According to authoritative international agencies, multilateral development banks and private creditors, mainly commercial institutions from developed countries, account for a large part of the debt structure of these heavily indebted poor countries. For example, multilateral financial institutions and commercial creditors account for more than three quarters of the total external debt owed by African countries. They apparently bear a greater responsibility for helping developing countries reduce their debt burden.
Notably, the debt problems of developing countries continue to worsen with the continued impact of the pandemic, and they also face a greater inequality problem to revive an economic recovery. Citing World Bank calculations, Reuters reported that 74 low-income countries must repay $35 billion to bilateral and private lenders this year, nearly double from 2020. With the U.S. Federal Reserve set to repay raise interest rates, borrowing costs should rise for riskier emerging markets.

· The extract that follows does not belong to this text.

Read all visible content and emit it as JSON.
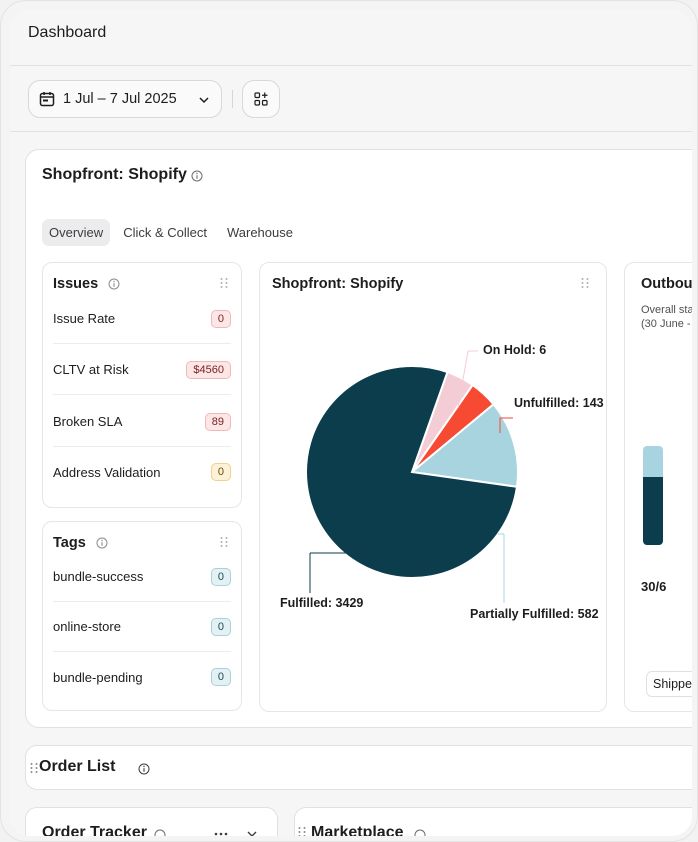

To properly resolve the current difficult debt situation of developing countries and help their economies weather the impacts of COVID-19, the G20, the most active communication and coordination mechanism of current global economic governance, should continue to coordinate the efforts of all parties to advance existing debt relief. program.
It is obvious that developed countries like the United States should take greater responsibility and make more efforts. Since the pandemic, the US quantitative easing policy has created significant ripple effects on the global economy. When the United States and European countries tighten monetary policy, they must fully consider the potential impacts on developing countries and adopt more responsible approaches.